Just that morning I had read the excerpts from Bohemia in London posted by Mike Gilleland at Laudator Temporis Acti. I had never read Arthur Ransome but was intrigued enough to get the book from the library. It’s the first American edition, published in 1907 by Dodd, Mead & Company. I found the passage in “The Bookshops of Bohemia” where Mike left off, and resumed reading:

“There is something more real about this style of buying books than about the dull mercenary method of a new emporium. It is good, granted, to look about the shelves of a new bookshop, to see your successful friends and the authors you admire outglittering each other in smart, gold-lettered, brilliant-coloured bindings; to pick up pretty little editions of your favourite books—what pretty ones there are nowadays, but how sad it is to see a staid old folio author compelled to trip in a duodecimo--; all that is pleasant enough, but to spend money there is a sham and a fraud; it is like buying groceries instead of buying dreams.”
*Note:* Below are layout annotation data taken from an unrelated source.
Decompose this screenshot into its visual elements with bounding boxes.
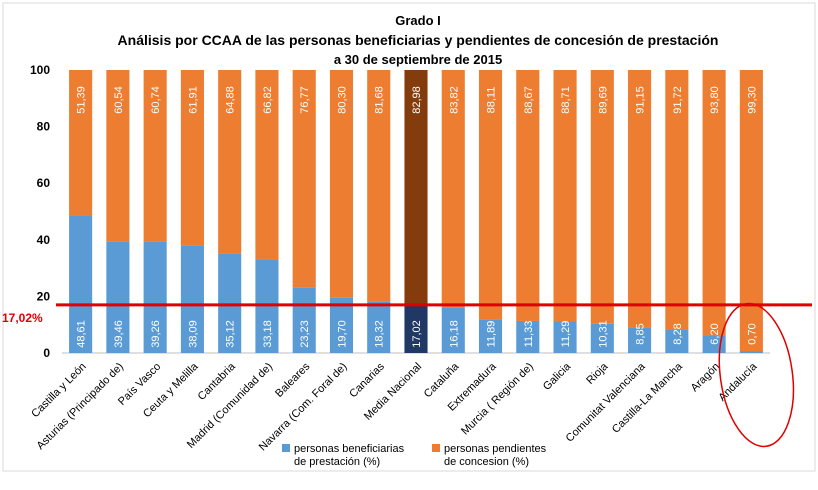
data-label-beneficiarias: 8,85 xyxy=(635,323,647,344)
data-label-beneficiarias: 19,70 xyxy=(336,320,348,348)
reference-line-label: 17,02% xyxy=(2,311,43,325)
chart-title-line-1: Grado I xyxy=(395,13,441,28)
data-label-pendientes: 60,54 xyxy=(113,86,125,114)
bar-beneficiarias xyxy=(553,321,577,353)
bar-pendientes xyxy=(106,70,130,242)
y-tick-label: 40 xyxy=(37,233,51,247)
data-label-pendientes: 88,67 xyxy=(523,86,535,114)
data-label-pendientes: 81,68 xyxy=(374,86,386,114)
data-label-beneficiarias: 39,26 xyxy=(150,320,162,348)
bar-pendientes xyxy=(255,70,279,260)
data-label-beneficiarias: 10,31 xyxy=(597,320,609,348)
data-label-beneficiarias: 23,23 xyxy=(299,320,311,348)
bar-beneficiarias xyxy=(69,215,93,353)
y-tick-label: 20 xyxy=(37,289,51,303)
legend-swatch xyxy=(282,444,290,452)
data-label-beneficiarias: 6,20 xyxy=(709,323,721,344)
bar-pendientes xyxy=(665,70,689,330)
data-label-beneficiarias: 11,89 xyxy=(486,321,498,348)
data-label-pendientes: 76,77 xyxy=(299,86,311,114)
data-label-beneficiarias: 0,70 xyxy=(746,323,758,344)
bar-beneficiarias xyxy=(590,323,614,353)
data-label-pendientes: 88,11 xyxy=(486,87,498,114)
bar-pendientes xyxy=(516,70,540,321)
data-label-pendientes: 64,88 xyxy=(225,86,237,114)
bar-beneficiarias xyxy=(478,319,503,353)
data-label-beneficiarias: 38,09 xyxy=(187,320,199,348)
bar-pendientes xyxy=(69,70,93,216)
bar-pendientes xyxy=(702,70,726,336)
data-label-pendientes: 51,39 xyxy=(76,86,88,114)
bar-pendientes xyxy=(367,70,391,302)
data-label-pendientes: 80,30 xyxy=(336,86,348,114)
data-label-pendientes: 88,71 xyxy=(560,86,572,114)
bar-beneficiarias xyxy=(180,245,204,353)
data-label-beneficiarias: 16,18 xyxy=(448,320,460,348)
bar-beneficiarias xyxy=(404,304,428,353)
bar-beneficiarias xyxy=(628,327,652,353)
bar-pendientes xyxy=(218,70,242,254)
legend-label: personas pendientes xyxy=(444,443,547,455)
circle-annotation xyxy=(718,302,795,448)
bar-pendientes xyxy=(628,70,652,328)
chart-title-line-3: a 30 de septiembre de 2015 xyxy=(334,52,502,67)
bar-beneficiarias xyxy=(516,320,540,353)
legend-label: personas beneficiarias xyxy=(294,443,405,455)
bar-pendientes xyxy=(180,70,204,246)
bar-pendientes xyxy=(590,70,614,324)
bar-beneficiarias xyxy=(143,241,167,353)
y-tick-label: 100 xyxy=(30,63,50,77)
chart-title-line-2: Análisis por CCAA de las personas benefi… xyxy=(118,32,719,48)
data-label-beneficiarias: 48,61 xyxy=(76,320,88,348)
bar-pendientes xyxy=(739,70,763,352)
legend-swatch xyxy=(432,444,440,452)
data-label-pendientes: 89,69 xyxy=(597,86,609,114)
data-label-pendientes: 99,30 xyxy=(746,86,758,114)
data-label-beneficiarias: 11,29 xyxy=(560,321,572,348)
data-label-beneficiarias: 39,46 xyxy=(113,320,125,348)
bar-pendientes xyxy=(292,70,316,288)
data-label-pendientes: 61,91 xyxy=(187,86,199,114)
data-label-beneficiarias: 35,12 xyxy=(225,320,237,348)
bar-beneficiarias xyxy=(665,329,689,353)
bar-pendientes xyxy=(143,70,167,242)
bar-beneficiarias xyxy=(218,253,242,353)
bar-pendientes xyxy=(441,70,465,308)
legend-label: de concesion (%) xyxy=(444,456,529,468)
data-label-pendientes: 83,82 xyxy=(448,86,460,114)
data-label-beneficiarias: 18,32 xyxy=(374,320,386,348)
bar-pendientes xyxy=(478,70,503,320)
y-tick-label: 0 xyxy=(43,346,50,360)
bar-beneficiarias xyxy=(739,351,763,353)
data-label-pendientes: 91,72 xyxy=(672,86,684,114)
bar-beneficiarias xyxy=(367,301,391,353)
data-label-pendientes: 82,98 xyxy=(411,86,423,114)
data-label-beneficiarias: 8,28 xyxy=(672,323,684,344)
data-label-beneficiarias: 33,18 xyxy=(262,320,274,348)
data-label-pendientes: 91,15 xyxy=(635,86,647,114)
data-label-beneficiarias: 11,33 xyxy=(523,321,535,348)
bar-pendientes xyxy=(329,70,354,298)
bar-beneficiarias xyxy=(329,297,354,353)
bar-beneficiarias xyxy=(106,241,130,353)
data-label-pendientes: 60,74 xyxy=(150,86,162,114)
legend-label: de prestación (%) xyxy=(294,456,380,468)
bar-beneficiarias xyxy=(441,307,465,353)
y-tick-label: 60 xyxy=(37,176,51,190)
data-label-pendientes: 93,80 xyxy=(709,86,721,114)
bar-pendientes xyxy=(404,70,428,305)
data-label-beneficiarias: 17,02 xyxy=(411,320,423,348)
bar-pendientes xyxy=(553,70,577,322)
y-tick-label: 80 xyxy=(37,120,51,134)
data-label-pendientes: 66,82 xyxy=(262,86,274,114)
For book lovers and dedicated readers, Ransome’s chapter is a respite from the looming loss of literacy. With approval he quotes Lamb on reading. He describes Charing Cross Road as “the only street whose character is wholly bookish,” and writes:

“By these shops alone are there always a crowd of true bookmen. There are the clerks who bolt their lunches to be able to spend half an hour in glancing over books. There are reviewers selling newspaper copies. There are book-collectors watching for the one chance in ten thousand that brings a prize into the four-penny stall. There are book-lovers looking for the more frequent chance that brings them a good book at a little price, or lets them read it without buying it.”

1 comment:

Andrew MacGillivray said...

Reading without buying reminded me of the habitually impecunious Leigh Hunt, a self-confessed 'haunter of bookstalls from my boyhood upwards', who writes feelingly on the subject in his short-lived periodical 'London Journal' (Nov. 11th, 1834). He remembers 'reading a whole book standing at a stall' and goes on to offer a synopsis of its contents. In his essay 'Old books and bookshops: the beneficence of book-stalls' (1837) he's more expansive: "We still find ourselves halting at the humblest book-stall, as we used to do when fresh from school. In vain have we got cold feet at it, shivering, wind-beaten sides, and black-fingered gloves. The dusty old siren still delays us, charming with immortal beauty inside her homely attire, and singing songs of old poets. We still find ourselves diving into the sixpenny or threepenny box in spite of eternal disappointment, and running over whole windows of books, which we saw but three days before, for the twentieth time, and of which we could repeat by heart a good third of the titles. Nothing disconcerts us but absolute dirt, or an ill-tempered looking woman. We have ourselves precisely the same habits. Nothing delights us more than to overhaul some dingy tome, and read a chapter gratuitously. Occasionally, when we have opened some very attractive old book, we have stood reading for hours at the stall, lost in a brown study and worldly forgetfulness, and should probably have read on to the end of the last chapter, had not the idle vendor of published wisdom offered in a satirically polite way, to bring us out a chair. – 'Take a chair, sir; you must be tired.' "

It's oddly reassuring to find that there was evidently enough dross about in the 1830s for Leigh Hunt to talk of 'eternal disappointment'. It's a feeling present-day haunters of book-stalls know only too well.